Между тем Дан-эль-Кебир грозным и неотрывным взглядом смотрел на Гагели. Видимо, он уже принял определенное решение и хранил упорное молчание, тем самым наполняя душу Гагели разъедающим страхом и сомнением. Но он не смутился от его взгляда, так как больше всего заботился о Сослане, а не о себе и, продумав все последствия своего поступка, спокойно ответил:
— Не ищу своей пользы, но ищу пользу для нашей державной царицы. Если вы мне укажете путь, ведущий к истине, то я не имею оснований отказаться от лучшего, лишь бы это не заставило отречься от веры.
— Мы никогда не принуждаем отрекаться от веры отцов, одинаково принимаем в наш союз как правоверных, так иудеев и христиан. Ибо, когда придет Махди, наш пророк, тогда всем откроется истина. От тебя пока требуется немного: соблюдать молчание и выполнить наше поручение при дворе царицы. Если ты докажешь свою решимость и желание служить нашему делу, то будешь посвящен в высший разряд и удостоишься больших почестей. Но берегись обмануть нас! Где бы ты ни был, тебя везде найдет кинжал федави и казнит как изменника!

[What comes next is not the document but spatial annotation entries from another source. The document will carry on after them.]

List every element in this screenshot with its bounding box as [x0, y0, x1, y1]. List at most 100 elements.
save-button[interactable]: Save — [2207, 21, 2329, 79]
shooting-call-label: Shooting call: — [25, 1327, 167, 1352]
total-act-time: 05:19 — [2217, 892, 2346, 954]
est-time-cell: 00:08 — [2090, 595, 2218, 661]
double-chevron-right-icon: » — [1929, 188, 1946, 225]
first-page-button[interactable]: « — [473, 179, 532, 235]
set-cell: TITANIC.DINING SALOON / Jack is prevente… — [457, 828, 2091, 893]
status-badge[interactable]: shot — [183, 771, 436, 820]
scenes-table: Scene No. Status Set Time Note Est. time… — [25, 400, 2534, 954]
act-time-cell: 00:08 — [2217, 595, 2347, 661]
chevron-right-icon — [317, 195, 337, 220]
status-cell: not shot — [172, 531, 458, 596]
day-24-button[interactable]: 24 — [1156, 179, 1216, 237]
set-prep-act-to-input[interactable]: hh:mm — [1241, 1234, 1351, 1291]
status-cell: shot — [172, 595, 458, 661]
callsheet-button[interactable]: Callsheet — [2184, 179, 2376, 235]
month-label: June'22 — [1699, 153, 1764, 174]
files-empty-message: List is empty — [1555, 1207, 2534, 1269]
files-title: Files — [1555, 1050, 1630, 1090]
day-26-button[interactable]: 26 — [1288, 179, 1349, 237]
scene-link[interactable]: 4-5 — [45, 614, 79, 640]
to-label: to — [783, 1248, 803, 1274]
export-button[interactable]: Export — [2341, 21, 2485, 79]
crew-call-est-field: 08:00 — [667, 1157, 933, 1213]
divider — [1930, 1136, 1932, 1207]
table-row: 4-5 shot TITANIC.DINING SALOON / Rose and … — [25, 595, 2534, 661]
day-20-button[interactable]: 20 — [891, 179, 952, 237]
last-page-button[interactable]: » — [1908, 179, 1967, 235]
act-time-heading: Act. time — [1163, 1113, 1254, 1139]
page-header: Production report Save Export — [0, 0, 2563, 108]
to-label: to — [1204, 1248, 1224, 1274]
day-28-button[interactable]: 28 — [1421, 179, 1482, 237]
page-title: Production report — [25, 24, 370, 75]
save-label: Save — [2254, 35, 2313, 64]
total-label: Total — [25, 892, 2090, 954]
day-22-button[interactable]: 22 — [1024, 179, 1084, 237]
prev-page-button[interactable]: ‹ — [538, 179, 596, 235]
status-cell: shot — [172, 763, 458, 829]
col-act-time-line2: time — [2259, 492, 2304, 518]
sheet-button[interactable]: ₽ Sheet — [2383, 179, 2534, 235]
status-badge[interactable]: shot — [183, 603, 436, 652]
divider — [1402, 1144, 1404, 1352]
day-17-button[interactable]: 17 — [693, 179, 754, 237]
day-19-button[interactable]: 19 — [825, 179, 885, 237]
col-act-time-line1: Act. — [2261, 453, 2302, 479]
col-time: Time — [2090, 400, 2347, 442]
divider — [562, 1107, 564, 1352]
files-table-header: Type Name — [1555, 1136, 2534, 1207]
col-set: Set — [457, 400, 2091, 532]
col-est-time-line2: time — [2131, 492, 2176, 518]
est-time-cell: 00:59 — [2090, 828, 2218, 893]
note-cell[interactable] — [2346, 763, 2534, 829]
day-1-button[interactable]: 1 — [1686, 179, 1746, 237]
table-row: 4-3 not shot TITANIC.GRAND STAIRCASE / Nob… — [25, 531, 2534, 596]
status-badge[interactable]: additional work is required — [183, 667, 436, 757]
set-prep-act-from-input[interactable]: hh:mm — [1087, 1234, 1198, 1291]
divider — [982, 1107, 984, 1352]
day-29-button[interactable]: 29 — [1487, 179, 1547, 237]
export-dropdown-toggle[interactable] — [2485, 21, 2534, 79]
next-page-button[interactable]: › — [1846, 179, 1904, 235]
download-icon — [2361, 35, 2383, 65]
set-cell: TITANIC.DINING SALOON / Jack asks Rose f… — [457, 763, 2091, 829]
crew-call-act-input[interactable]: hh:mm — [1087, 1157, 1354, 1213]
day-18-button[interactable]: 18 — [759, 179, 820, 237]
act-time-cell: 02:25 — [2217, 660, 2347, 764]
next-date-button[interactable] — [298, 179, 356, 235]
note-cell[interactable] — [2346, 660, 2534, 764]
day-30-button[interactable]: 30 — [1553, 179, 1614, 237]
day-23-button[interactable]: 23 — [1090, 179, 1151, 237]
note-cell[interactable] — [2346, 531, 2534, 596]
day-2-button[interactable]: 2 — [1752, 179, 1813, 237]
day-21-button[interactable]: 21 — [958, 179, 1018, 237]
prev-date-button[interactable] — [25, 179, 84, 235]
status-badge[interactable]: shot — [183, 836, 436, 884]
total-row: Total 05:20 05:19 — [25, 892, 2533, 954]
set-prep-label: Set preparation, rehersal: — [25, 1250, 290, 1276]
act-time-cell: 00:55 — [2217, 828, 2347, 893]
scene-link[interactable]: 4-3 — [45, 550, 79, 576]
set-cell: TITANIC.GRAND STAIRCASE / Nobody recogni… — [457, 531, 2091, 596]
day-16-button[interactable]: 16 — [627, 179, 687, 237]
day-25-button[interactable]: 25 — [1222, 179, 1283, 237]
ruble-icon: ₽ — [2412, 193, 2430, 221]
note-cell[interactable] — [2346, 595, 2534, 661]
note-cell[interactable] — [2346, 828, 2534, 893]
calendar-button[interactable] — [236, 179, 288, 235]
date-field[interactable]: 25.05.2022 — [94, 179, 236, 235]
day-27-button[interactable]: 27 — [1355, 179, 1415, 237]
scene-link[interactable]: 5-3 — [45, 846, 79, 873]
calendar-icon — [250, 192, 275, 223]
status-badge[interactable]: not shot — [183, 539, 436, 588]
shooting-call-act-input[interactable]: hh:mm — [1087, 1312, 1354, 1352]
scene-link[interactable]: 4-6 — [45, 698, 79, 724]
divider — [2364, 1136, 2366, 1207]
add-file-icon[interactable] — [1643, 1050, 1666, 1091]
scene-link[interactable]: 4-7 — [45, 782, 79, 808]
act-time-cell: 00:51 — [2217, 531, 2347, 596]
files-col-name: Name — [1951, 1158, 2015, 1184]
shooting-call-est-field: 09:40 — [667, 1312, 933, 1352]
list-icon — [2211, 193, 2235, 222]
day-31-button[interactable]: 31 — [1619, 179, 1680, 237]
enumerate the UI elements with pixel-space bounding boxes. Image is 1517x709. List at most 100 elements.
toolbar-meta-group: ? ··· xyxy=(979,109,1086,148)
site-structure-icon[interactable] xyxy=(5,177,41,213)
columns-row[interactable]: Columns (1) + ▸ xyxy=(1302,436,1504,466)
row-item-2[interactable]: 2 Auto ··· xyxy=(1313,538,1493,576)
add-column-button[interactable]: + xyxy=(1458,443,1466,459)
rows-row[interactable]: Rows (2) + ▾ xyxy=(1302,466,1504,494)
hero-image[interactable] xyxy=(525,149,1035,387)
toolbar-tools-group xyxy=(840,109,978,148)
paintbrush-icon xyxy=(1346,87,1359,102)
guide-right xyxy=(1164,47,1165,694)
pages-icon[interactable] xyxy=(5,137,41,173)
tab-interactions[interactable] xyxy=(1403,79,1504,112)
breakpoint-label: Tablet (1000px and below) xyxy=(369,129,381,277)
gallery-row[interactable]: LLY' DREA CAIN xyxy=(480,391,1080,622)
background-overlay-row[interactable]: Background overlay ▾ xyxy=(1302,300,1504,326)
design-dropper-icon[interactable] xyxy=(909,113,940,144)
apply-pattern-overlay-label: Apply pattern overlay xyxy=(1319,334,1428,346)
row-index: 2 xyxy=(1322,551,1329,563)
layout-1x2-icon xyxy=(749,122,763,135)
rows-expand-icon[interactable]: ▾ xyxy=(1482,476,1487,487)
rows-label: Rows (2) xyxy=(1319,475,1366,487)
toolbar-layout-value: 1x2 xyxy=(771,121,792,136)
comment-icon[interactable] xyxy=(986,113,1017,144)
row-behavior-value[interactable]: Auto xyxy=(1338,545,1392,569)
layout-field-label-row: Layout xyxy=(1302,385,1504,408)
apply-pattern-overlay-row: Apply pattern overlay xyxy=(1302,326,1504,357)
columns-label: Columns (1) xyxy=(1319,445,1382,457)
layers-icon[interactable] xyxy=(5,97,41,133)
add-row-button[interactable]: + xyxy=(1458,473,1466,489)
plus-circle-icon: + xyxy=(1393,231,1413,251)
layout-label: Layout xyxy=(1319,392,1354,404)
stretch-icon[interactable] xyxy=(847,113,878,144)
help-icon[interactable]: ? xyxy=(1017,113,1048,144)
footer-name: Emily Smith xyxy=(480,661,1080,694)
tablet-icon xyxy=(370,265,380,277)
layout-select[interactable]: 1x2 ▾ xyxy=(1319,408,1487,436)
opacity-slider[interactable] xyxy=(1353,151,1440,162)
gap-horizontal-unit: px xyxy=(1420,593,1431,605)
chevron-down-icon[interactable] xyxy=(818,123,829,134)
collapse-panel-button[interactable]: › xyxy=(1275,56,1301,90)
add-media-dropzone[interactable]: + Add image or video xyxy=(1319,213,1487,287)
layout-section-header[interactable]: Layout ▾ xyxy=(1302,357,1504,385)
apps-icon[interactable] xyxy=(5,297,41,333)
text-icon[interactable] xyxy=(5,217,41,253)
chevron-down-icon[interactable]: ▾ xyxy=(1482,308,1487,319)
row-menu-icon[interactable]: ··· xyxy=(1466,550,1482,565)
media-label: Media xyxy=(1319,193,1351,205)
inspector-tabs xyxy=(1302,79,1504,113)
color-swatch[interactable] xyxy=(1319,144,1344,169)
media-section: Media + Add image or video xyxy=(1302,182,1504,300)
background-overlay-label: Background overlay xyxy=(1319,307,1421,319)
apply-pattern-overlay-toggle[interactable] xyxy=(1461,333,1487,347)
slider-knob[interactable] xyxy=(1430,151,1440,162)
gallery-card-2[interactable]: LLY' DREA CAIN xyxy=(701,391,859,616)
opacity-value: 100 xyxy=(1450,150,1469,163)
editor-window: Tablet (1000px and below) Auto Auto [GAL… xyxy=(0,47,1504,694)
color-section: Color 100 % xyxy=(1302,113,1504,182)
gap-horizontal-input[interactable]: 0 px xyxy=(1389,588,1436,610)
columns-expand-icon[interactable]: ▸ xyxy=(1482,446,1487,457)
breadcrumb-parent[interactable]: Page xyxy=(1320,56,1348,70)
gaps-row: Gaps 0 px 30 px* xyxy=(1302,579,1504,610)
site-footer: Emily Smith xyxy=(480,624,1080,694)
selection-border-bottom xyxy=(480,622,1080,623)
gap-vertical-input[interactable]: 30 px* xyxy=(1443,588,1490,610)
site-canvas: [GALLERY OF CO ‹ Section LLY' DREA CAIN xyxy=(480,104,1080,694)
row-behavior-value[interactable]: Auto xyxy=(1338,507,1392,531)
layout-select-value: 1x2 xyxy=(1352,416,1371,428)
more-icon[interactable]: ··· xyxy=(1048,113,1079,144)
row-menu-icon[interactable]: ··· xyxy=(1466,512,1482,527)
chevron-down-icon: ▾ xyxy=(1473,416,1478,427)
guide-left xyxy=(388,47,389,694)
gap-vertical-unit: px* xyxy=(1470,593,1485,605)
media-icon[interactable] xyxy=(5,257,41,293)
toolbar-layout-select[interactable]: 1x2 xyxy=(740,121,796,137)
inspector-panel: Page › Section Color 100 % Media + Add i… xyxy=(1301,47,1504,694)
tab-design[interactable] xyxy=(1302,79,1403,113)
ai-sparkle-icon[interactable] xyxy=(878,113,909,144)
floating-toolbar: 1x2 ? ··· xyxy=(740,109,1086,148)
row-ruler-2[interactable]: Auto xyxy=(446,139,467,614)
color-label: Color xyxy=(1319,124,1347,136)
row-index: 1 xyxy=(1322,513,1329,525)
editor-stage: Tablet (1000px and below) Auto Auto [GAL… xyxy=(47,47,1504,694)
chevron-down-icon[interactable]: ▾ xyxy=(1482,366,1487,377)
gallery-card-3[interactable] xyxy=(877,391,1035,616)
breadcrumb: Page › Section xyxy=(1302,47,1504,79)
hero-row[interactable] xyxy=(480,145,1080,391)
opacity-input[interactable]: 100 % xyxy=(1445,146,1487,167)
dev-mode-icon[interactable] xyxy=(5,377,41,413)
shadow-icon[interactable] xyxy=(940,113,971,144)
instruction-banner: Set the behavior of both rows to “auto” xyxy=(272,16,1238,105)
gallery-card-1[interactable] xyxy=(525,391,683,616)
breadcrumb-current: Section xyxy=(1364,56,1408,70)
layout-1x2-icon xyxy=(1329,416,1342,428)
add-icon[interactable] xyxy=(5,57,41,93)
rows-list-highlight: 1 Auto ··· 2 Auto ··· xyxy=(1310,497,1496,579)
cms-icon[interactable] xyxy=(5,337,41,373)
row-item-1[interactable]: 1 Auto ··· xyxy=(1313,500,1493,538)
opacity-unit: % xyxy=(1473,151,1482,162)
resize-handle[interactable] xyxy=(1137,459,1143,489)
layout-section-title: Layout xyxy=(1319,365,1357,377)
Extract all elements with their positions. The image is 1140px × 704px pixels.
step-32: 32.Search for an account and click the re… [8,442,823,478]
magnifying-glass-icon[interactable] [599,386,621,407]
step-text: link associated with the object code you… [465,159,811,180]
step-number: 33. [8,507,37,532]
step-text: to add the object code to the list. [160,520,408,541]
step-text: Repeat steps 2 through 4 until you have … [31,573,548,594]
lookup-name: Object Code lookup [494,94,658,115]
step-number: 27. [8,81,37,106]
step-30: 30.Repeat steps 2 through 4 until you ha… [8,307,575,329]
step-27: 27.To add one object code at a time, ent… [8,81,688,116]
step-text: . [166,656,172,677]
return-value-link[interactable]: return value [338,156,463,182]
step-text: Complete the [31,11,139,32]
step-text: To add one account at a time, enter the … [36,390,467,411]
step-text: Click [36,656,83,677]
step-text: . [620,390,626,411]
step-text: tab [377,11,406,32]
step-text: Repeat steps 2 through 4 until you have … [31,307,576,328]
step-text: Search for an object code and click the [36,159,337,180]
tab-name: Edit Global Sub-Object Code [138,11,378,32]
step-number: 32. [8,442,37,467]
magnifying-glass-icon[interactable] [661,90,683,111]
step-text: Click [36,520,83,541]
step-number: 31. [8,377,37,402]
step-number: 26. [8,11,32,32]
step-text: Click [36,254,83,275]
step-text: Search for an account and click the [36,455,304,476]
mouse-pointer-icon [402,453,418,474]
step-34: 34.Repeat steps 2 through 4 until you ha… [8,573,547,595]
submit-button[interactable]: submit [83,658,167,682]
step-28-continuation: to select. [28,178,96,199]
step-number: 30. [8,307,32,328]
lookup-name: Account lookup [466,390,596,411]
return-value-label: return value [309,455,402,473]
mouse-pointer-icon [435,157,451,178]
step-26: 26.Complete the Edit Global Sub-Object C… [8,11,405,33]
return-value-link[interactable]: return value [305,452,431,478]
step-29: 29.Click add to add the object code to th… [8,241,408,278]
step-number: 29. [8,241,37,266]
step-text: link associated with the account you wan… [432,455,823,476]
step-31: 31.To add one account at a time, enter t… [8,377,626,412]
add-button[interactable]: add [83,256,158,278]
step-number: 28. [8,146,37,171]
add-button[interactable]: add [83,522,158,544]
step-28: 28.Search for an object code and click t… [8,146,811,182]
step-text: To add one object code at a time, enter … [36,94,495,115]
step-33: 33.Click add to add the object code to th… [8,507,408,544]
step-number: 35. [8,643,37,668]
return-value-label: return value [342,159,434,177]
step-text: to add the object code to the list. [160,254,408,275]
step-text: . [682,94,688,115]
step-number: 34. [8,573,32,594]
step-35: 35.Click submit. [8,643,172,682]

— Ваше дело — верить мне или не верить, отпустить меня или казнить, — не растерявшись от его угрозы, сказал Гагели. — Каждый из нас преследует свою выгоду, и не мне доказывать вам, что иметь эмиссара при дворе иверской царицы — такое выгодное приобретение для вас, что для этого можно выпустить из неволи совершенно безвинного человека. Сидя в башне со своим слугой, я не принесу вам никакой пользы. Выйдя на свободу, я могу служить посредником между вами и вашими последователями в Иверии и отвести от царицы многие неприятности.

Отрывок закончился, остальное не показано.